La scène pour faire émerger les moins connus, c’est aussi la mission que se sont donnés deux autres acteurs du secteur : Beirut and Beyond et le Wickerpark Music Festival. Le premier – avec une vocation plus régionale que libanaise - organisera du 8 au 11 décembre la troisième édition de son festival international. Douze groupes du monde et de la région se produiront dans les plusieurs salles de la capitale (Metro Al Madina, Mansion…).

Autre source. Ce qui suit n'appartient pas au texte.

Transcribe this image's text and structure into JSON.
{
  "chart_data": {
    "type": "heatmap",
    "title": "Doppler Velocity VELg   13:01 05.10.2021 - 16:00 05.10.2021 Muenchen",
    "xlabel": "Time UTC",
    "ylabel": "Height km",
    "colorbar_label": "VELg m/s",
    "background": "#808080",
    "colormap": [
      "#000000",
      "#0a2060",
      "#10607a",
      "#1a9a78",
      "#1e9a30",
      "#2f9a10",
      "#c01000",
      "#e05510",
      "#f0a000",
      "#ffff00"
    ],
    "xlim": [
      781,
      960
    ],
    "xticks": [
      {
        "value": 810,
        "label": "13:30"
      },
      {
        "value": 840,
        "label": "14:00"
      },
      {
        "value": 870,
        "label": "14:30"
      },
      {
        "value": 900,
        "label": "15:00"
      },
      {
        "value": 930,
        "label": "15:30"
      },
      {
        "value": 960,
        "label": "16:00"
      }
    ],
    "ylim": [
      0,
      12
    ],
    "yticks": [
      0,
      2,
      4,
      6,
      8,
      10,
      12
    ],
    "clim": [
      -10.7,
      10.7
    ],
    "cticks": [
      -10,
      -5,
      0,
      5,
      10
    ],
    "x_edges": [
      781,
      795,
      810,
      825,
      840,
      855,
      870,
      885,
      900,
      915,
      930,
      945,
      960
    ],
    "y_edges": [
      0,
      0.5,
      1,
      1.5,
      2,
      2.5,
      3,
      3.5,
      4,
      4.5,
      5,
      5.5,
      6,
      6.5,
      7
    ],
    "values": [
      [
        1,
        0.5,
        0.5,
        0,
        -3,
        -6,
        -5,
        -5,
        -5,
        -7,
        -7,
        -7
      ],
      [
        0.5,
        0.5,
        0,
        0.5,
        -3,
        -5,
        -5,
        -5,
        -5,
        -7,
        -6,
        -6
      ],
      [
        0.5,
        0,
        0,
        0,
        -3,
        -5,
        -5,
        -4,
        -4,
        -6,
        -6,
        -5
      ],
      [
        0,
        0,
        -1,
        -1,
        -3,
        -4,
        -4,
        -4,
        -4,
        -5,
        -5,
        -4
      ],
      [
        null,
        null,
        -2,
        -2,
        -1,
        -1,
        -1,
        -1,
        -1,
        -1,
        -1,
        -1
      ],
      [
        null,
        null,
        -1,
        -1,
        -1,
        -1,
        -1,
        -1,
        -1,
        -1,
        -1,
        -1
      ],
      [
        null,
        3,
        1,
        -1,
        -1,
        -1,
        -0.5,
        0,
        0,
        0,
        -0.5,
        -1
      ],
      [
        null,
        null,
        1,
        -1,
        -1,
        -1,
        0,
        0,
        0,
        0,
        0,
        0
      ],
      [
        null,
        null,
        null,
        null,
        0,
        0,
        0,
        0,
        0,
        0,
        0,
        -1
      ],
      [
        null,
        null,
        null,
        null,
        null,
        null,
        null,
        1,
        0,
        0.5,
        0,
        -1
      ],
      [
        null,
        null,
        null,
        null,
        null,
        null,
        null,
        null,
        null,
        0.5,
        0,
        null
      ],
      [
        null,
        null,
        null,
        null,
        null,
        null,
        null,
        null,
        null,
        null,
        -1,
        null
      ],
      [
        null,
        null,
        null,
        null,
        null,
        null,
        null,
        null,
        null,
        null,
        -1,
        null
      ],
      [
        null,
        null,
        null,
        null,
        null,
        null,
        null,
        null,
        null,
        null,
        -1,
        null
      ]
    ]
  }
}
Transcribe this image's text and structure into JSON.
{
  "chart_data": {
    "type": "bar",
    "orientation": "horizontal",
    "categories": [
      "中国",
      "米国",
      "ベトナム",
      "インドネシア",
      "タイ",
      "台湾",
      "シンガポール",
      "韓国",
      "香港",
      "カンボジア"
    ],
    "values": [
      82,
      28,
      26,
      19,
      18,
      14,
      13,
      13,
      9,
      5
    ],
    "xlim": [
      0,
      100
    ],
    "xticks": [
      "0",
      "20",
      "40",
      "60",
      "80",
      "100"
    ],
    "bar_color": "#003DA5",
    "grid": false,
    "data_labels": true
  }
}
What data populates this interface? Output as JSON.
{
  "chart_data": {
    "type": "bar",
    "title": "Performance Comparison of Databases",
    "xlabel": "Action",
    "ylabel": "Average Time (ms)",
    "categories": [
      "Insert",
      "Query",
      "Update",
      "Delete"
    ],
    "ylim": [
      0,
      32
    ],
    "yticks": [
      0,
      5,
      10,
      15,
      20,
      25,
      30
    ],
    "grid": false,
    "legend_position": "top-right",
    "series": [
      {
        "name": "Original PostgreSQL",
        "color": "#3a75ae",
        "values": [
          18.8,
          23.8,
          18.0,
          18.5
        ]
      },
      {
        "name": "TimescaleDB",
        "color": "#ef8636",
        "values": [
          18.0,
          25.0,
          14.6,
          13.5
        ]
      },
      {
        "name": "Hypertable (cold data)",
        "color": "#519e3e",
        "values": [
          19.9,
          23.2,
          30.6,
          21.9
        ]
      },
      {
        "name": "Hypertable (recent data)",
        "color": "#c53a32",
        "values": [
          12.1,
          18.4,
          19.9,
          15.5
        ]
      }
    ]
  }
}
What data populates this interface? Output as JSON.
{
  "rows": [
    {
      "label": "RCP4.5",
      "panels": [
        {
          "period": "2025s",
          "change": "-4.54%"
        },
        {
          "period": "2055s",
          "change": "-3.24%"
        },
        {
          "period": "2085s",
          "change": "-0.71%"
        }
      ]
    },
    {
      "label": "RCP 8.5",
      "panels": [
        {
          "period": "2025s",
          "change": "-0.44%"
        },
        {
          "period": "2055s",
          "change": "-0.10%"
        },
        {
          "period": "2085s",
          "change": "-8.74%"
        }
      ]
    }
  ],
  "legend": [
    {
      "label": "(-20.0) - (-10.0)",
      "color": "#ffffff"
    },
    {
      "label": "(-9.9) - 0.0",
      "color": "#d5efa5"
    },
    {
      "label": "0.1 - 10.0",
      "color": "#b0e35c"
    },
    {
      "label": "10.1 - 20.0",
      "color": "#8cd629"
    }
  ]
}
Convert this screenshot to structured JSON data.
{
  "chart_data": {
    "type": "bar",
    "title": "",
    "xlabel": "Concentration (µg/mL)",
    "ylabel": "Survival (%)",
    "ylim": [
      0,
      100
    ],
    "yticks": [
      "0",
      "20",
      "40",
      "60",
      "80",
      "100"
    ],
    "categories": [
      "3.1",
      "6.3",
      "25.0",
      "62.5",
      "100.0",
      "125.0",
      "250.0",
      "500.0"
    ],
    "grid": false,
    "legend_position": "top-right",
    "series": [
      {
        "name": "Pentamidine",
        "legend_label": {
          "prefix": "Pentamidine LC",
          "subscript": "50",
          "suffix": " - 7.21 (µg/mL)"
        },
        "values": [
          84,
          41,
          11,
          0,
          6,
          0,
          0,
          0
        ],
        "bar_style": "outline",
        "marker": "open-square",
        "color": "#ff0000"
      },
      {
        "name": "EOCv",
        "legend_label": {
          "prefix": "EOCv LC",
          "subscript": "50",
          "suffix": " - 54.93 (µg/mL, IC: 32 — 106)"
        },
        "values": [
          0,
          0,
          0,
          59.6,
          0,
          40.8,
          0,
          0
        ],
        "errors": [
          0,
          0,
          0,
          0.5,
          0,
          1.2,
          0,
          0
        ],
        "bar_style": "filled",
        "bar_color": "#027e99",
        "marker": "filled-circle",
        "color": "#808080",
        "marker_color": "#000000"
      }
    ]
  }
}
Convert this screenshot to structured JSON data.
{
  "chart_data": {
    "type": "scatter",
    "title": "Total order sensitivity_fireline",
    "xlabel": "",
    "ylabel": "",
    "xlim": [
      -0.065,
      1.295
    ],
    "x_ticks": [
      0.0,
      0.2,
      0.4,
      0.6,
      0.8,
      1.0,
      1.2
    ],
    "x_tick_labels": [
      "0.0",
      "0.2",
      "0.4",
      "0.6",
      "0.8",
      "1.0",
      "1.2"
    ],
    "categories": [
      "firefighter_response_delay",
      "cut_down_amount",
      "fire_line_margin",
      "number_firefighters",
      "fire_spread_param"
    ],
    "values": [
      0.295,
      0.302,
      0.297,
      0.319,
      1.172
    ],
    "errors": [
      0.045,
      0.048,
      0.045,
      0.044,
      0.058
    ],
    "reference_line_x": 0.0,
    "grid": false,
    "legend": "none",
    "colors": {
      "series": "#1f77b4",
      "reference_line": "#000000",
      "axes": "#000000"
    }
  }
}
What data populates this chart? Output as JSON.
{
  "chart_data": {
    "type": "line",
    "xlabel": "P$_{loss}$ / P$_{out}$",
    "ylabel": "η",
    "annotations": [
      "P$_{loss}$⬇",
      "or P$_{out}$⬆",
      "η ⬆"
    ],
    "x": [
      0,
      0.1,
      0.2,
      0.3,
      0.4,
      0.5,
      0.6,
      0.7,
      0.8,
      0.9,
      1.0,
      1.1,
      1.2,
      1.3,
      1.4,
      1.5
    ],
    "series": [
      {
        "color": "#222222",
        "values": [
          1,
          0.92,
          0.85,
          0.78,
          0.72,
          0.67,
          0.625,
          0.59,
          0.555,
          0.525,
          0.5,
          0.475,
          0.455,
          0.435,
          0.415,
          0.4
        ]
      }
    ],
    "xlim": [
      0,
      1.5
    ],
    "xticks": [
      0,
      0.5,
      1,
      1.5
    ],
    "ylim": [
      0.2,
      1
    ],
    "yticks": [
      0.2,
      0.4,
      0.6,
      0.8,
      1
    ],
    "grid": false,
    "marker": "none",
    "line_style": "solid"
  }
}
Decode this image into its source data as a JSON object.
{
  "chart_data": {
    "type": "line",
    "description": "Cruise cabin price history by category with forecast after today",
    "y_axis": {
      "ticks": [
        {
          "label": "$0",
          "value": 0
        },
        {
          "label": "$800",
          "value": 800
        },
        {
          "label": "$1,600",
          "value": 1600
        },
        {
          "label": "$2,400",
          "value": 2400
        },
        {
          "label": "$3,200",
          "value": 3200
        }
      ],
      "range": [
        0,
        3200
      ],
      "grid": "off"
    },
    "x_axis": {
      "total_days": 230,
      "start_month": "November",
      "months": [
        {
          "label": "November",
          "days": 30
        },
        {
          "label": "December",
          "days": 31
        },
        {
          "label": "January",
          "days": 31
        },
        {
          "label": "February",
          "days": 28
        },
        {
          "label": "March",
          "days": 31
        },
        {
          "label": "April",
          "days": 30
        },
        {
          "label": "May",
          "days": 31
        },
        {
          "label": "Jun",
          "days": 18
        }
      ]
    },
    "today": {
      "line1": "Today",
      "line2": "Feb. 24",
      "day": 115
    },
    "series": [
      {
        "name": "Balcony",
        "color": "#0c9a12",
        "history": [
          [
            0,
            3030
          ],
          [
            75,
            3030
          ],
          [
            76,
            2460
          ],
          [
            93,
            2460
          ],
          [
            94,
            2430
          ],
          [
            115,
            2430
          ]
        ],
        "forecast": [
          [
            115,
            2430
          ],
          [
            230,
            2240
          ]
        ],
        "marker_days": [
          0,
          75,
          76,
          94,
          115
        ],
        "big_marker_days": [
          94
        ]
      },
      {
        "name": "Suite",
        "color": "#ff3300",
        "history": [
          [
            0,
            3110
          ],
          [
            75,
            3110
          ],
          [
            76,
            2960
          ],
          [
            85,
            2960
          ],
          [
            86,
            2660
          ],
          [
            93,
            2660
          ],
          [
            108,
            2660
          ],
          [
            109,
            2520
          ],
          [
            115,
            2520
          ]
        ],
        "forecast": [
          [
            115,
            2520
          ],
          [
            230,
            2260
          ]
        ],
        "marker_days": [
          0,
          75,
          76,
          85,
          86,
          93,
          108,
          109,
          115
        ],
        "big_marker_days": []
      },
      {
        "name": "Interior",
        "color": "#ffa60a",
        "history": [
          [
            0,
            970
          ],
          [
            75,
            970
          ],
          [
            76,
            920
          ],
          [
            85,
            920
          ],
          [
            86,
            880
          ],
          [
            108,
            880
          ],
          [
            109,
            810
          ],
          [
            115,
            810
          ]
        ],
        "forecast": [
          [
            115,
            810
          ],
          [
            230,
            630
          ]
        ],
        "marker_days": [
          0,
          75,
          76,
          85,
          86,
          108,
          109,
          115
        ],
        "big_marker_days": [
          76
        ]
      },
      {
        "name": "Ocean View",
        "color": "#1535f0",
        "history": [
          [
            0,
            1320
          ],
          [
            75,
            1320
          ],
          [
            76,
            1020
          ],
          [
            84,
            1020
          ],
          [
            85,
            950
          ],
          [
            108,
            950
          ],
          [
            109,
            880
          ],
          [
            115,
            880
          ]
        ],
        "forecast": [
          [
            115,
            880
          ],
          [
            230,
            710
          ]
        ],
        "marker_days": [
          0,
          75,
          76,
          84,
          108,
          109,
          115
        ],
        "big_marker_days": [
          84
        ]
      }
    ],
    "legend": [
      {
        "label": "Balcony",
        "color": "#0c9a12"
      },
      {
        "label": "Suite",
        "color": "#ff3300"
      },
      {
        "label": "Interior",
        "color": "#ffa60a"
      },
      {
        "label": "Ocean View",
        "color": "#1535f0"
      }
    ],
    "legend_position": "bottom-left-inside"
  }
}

‘‘L’originalité de notre projet tient dans le fait qu’il s’agisse d’un showcase qui met en relation artistes et professionnels du secteur, défend Amani Semaan,
à l’origine de l’événement’’. Dans le même esprit, le Wickerpark Festival dont la 6e édition s’est tenue le 10 septembre à Batroun,
‘‘vise à promouvoir les talents locaux, tout en sensibilisant les jeunes aux questions écologiques’’, selon les mots de sa co-fondatrice, Michelle Daou. Ouvert ces dernières années aux artistes régionaux, le Wickerpark Music Festival est revenu aux fondamentaux pour cette édition en présentant une sélection libanaise.
‘‘Tout ce travail serait difficile sans l’activité des nombreux pubs et cafés qui ouvrent leurs scènes aux jeunes’’, relève Fadi Tabbal acteur incontournable de la scène libanaise. Le producteur qui a accompagné près d’une centaine d’artistes dans sa carrière cite le travail
‘‘d’Onomatopoeia avec son école de musique-café ou de Radio Beirut et sa scène ouverte aux nouvelles musiques’’. S’il y a une dizaine d’années des groupes comme Mashrou’ Leila ou avant eux Soapkills ont pu émerger sans ces supports, Fadi Tabbal estime que le système qui se bâtit depuis les années 2010
‘‘est sur la bonne voie avec ses imperfections’’. ‘‘On marche sur le bon chemin, même si on n’est pas encore en train de courir’’, abonde Elias Maroun. Le fondateur de Beirut Open Stage en veut pour preuve le fait que les groupes ’’non commerciaux’’ soient aujourd’hui plus visibles aux yeux du grand public.
‘‘Des radios comme Radio Light FM ou des télévisions comme MTV Lebanon commencent à les diffuser, justifie-t-il.
Il y a quelques années, cela aurait été impensable !’’.